Ter zitting is dit namens verweerder ook erkend.
5.3 Vaststaat dat verweerder bij het bestreden besluit heeft volstaan met de motivering dat het bedrijf van appellante niet voldoet aan een van de voorwaarden van artikel 114 Uitvoeringsregeling, en het bezwaar om die reden ongegrond is.
Gelet op hetgeen hiervoor in 5.2 is overwogen, kan die motivering niet worden aangemerkt als voldoende draagkrachtig. Het beroep is derhalve gegrond en het bestreden besluit wordt vernietigd wegens strijd met artikel 7:12, eerste lid, van de Algemene wet bestuursrecht (hierna: Awb).
5.4 Verweerder zal derhalve opnieuw op het bezwaar van appellante dienen te beslissen.
Met het oog daarop wijst het College op het volgende.
Aangezien de door verweerder aan het bestreden besluit ten grondslag gelegde afwijzingsgrond is neergelegd in een beleidsregel, is in dit kader allereerst van belang of verweerder bij afweging van de betrokken belangen in redelijkheid tot dit beleid heeft kunnen komen. Aan het onderhavige beleidscriterium ligt blijkens de toelichting op de wijziging van de Uitvoeringsregeling ten grondslag dat verweerder heeft willen voorkomen dat "men eerst rechten verkoopt en daarna weer dieren gaat houden op basis van deze voorziening (de ontheffing, CBb), waardoor er feitelijk geen of een beperkte uitbreiding wordt gerealiseerd". In de toelichting is vervolgens opgemerkt dat in een dergelijk geval de nettowinst voor het milieu aanmerkelijk lager zou zijn, aangezien de mest die wordt geproduceerd op de bedrijven die de mestproductierechten hebben verworven immers niet verwerkt wordt en derhalve op de mestmarkt blijft drukken.

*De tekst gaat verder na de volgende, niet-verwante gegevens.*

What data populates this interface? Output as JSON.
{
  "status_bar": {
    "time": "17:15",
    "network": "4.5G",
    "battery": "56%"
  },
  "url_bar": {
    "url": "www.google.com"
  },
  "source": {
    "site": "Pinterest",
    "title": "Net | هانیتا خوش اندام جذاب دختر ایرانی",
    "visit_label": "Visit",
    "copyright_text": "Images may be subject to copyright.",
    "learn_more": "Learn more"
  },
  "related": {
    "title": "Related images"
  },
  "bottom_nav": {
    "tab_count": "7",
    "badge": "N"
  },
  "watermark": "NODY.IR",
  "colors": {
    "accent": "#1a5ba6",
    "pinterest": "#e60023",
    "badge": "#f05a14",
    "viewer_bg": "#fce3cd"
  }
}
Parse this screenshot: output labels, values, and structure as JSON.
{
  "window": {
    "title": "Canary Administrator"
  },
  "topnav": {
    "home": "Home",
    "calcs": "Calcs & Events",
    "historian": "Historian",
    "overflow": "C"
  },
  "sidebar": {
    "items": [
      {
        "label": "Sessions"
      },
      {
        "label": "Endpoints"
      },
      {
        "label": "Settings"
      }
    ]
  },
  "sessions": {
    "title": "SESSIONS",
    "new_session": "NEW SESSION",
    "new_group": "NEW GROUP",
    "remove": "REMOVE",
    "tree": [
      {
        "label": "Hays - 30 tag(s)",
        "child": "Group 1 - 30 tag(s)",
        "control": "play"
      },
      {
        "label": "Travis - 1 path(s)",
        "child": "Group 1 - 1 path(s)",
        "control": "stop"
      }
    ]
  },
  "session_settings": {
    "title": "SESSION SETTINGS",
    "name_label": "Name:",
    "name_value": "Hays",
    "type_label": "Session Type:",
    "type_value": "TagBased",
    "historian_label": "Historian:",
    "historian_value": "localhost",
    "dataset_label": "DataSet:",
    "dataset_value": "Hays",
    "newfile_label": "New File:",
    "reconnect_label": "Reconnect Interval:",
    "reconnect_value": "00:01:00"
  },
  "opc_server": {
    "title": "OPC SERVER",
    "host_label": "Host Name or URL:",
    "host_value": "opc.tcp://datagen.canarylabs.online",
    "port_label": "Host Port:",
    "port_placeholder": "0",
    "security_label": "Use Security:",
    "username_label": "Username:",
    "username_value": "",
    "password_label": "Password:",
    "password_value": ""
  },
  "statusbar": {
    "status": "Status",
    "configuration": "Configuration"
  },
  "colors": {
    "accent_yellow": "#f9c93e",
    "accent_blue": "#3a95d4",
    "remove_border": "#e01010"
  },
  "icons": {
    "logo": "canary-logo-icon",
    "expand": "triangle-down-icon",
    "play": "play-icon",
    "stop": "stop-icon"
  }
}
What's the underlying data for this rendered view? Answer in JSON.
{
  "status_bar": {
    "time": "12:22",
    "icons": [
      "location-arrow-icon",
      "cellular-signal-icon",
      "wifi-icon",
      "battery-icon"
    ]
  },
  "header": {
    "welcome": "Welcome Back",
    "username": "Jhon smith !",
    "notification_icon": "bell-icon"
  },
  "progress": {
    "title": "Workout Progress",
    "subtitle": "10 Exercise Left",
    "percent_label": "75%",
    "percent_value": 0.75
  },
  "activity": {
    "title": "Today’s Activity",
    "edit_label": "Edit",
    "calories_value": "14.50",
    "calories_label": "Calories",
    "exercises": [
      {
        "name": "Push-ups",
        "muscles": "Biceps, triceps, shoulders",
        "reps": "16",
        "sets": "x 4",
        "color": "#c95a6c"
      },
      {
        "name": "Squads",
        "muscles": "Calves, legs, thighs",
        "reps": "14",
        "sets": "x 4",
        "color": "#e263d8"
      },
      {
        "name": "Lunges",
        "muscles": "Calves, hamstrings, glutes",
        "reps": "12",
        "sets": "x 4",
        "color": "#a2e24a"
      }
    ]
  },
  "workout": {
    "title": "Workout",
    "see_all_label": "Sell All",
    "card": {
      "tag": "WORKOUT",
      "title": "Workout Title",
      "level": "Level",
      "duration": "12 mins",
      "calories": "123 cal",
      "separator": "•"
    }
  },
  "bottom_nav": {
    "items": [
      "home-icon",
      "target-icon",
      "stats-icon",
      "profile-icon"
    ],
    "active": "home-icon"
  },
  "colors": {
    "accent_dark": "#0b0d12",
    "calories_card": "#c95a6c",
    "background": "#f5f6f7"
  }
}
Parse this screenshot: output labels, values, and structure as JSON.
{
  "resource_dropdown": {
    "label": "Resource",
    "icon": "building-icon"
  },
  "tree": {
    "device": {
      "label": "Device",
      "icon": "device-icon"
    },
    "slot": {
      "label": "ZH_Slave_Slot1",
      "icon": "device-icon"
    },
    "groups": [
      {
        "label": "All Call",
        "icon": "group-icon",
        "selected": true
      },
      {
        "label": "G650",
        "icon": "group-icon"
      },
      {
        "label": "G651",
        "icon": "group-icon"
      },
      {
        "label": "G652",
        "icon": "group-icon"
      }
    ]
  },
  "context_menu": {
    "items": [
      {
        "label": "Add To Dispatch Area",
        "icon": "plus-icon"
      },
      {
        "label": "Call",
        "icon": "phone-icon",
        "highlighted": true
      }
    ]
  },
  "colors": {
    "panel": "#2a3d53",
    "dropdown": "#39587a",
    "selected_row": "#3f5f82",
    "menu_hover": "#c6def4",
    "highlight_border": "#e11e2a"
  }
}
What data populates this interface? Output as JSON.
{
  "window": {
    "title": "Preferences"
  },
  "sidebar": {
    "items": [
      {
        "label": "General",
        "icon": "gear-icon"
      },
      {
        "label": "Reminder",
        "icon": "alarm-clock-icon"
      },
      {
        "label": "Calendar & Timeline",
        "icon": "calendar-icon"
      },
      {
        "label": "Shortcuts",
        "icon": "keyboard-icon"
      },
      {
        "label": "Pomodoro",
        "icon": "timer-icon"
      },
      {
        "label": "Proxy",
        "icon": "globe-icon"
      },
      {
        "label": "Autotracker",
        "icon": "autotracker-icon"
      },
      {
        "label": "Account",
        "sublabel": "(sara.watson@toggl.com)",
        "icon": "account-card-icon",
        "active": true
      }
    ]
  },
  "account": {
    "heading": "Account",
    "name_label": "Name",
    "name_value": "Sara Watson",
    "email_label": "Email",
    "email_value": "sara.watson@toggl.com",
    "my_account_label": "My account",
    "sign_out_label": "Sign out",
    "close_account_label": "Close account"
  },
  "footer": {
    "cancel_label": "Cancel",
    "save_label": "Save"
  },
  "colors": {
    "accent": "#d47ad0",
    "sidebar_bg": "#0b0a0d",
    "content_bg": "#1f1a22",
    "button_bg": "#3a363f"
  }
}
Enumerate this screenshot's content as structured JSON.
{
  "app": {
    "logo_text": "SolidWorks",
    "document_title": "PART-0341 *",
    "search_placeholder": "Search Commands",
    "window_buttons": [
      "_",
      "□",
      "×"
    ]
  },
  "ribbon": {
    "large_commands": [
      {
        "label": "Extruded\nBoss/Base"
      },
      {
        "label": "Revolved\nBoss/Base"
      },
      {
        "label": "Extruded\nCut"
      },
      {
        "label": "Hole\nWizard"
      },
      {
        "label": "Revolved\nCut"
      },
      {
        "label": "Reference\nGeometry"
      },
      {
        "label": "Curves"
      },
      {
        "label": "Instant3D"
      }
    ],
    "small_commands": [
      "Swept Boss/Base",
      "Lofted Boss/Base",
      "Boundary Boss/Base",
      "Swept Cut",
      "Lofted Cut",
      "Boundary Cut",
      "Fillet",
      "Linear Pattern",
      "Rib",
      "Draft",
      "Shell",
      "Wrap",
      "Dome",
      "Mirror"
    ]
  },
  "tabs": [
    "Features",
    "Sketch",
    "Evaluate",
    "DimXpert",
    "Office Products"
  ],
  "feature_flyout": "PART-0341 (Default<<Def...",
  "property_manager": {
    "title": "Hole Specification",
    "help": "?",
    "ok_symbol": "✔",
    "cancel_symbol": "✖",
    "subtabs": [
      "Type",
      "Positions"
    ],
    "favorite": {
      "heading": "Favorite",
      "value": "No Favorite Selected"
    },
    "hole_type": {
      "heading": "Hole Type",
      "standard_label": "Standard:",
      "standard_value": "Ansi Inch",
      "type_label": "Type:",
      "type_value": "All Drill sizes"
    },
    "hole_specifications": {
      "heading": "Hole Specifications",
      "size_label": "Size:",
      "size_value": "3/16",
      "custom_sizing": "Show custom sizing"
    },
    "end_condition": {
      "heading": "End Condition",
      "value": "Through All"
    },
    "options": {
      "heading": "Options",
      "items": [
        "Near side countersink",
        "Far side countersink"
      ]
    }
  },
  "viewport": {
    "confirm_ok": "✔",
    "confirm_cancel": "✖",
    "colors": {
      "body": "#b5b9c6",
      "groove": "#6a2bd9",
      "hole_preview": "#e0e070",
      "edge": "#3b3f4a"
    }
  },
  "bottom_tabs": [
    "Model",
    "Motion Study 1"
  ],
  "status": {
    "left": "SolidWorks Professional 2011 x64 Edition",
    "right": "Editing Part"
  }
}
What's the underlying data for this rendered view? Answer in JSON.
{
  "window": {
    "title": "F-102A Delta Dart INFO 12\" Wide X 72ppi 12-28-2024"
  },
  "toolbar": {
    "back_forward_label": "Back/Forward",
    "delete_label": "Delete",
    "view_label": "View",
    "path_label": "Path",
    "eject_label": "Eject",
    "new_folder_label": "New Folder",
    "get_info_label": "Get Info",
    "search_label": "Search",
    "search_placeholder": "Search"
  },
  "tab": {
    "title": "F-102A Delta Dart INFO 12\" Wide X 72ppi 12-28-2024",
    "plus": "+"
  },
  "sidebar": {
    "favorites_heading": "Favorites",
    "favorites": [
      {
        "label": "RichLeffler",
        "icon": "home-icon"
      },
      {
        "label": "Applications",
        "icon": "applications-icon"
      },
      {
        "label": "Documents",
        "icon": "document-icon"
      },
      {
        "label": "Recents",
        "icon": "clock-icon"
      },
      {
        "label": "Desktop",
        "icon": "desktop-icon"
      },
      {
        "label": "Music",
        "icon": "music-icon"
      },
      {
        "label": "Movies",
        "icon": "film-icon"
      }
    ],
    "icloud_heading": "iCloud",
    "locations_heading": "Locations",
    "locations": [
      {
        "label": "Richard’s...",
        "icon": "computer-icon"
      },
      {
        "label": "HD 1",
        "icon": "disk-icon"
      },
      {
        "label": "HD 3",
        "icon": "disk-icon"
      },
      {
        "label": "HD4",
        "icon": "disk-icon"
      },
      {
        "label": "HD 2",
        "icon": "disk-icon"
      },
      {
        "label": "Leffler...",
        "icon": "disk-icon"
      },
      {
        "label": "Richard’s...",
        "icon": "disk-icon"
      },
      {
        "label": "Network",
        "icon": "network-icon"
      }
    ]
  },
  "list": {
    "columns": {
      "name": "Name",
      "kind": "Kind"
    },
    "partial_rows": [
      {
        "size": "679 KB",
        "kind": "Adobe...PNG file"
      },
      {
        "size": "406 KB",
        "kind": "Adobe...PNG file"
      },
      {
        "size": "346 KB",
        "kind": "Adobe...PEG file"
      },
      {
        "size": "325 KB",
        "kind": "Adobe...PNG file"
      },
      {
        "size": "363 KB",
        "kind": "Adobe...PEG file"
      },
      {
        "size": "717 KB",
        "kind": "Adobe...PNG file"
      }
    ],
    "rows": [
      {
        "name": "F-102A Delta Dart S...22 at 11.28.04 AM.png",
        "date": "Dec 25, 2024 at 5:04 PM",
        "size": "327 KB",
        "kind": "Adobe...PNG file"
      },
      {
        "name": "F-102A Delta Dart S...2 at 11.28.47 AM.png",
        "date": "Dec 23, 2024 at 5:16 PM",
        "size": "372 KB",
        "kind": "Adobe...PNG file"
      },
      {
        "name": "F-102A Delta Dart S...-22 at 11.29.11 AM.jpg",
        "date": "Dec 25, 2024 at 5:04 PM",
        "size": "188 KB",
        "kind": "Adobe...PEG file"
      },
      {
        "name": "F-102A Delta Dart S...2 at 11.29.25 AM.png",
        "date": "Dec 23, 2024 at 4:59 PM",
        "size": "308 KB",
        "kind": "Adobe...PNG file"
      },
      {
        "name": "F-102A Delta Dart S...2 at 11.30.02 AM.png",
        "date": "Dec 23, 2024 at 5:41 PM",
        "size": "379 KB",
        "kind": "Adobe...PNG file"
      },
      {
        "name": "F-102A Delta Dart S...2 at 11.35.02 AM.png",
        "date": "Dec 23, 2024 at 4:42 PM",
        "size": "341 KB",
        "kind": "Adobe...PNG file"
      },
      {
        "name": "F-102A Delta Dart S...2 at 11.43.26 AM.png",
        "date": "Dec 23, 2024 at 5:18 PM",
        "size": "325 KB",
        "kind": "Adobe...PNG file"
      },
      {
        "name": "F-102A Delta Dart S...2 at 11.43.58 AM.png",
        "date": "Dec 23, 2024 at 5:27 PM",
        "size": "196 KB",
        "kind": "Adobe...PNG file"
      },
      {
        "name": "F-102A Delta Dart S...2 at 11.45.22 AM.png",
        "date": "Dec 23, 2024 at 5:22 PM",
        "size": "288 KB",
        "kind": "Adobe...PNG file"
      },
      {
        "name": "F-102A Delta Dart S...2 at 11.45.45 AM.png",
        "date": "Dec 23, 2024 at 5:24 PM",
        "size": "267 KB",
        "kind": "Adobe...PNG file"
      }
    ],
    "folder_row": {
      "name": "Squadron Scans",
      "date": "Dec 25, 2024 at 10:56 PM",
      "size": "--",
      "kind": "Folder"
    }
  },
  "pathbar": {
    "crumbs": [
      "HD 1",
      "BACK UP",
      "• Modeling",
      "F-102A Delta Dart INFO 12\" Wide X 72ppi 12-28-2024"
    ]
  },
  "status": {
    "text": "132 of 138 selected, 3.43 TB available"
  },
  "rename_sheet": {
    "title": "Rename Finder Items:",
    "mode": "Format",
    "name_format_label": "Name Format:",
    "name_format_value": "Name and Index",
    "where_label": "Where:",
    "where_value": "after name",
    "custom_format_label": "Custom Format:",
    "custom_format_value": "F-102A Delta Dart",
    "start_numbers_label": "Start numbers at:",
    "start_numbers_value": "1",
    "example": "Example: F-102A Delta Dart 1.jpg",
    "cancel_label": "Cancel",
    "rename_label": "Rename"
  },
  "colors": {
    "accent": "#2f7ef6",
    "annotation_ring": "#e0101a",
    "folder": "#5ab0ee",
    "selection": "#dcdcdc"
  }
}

Gegeven deze motivering bezien bij het licht van de doelstelling van de ontheffingsregeling, komt het College tot het oordeel dat het beleid, zoals dat aan verweerders besluitvorming ten grondslag ligt, de toets der rechterlijke kritiek kan doorstaan.
Op grond van artikel 4:84 van de Algemene wet bestuursrecht (hierna: Awb) handelt een bestuursorgaan overeenkomstig een beleidsregel, tenzij dat voor een of meer belanghebbenden gevolgen zou hebben die wegens bijzondere omstandigheden onevenredig zijn in verhouding tot de met de beleidsregel te dienen doelen.
In het onderhavige geschil is tussen partijen in confesso dat noch appellante noch haar voorgangster (de maatschap) in de periode van 13 april 2005 tot de datum van de indiening van haar ontheffingsaanvraag (1 maart 2006) met gebruikmaking van de tijdelijk bij haar geparkeerde productierechten pluimvee op haar bedrijf heeft gehouden. Van een situatie die verweerder blijkens de toelichting bij de Uitvoeringsregeling voor ogen heeft gestaan, is derhalve reeds om die reden geen sprake. Derhalve moet het er - behoudens nog niet door verweerder onder ogen geziene feiten en omstandigheden - in beginsel voor worden gehouden dat op het bedrijf van appellante wel degelijk sprake is van een reële (voorgenomen) uitbreiding, zodat eveneens sprake kan zijn van een vermindering van de milieubelasting door dit bedrijf.
5.5 Het College ziet aanleiding verweerder te veroordelen in de door appellante gemaakte proceskosten, die met inachtneming van het Besluit proceskosten bestuursrecht worden bepaald op € 644,- (1 punt voor het - aanvullend - beroepschrift en 1 punt voor het verschijnen van de gemachtigde ter zitting, met een waarde van € 322,- per punt).
Het door appellante betaalde griffierecht (€ 281,-) dient aan haar te worden vergoed.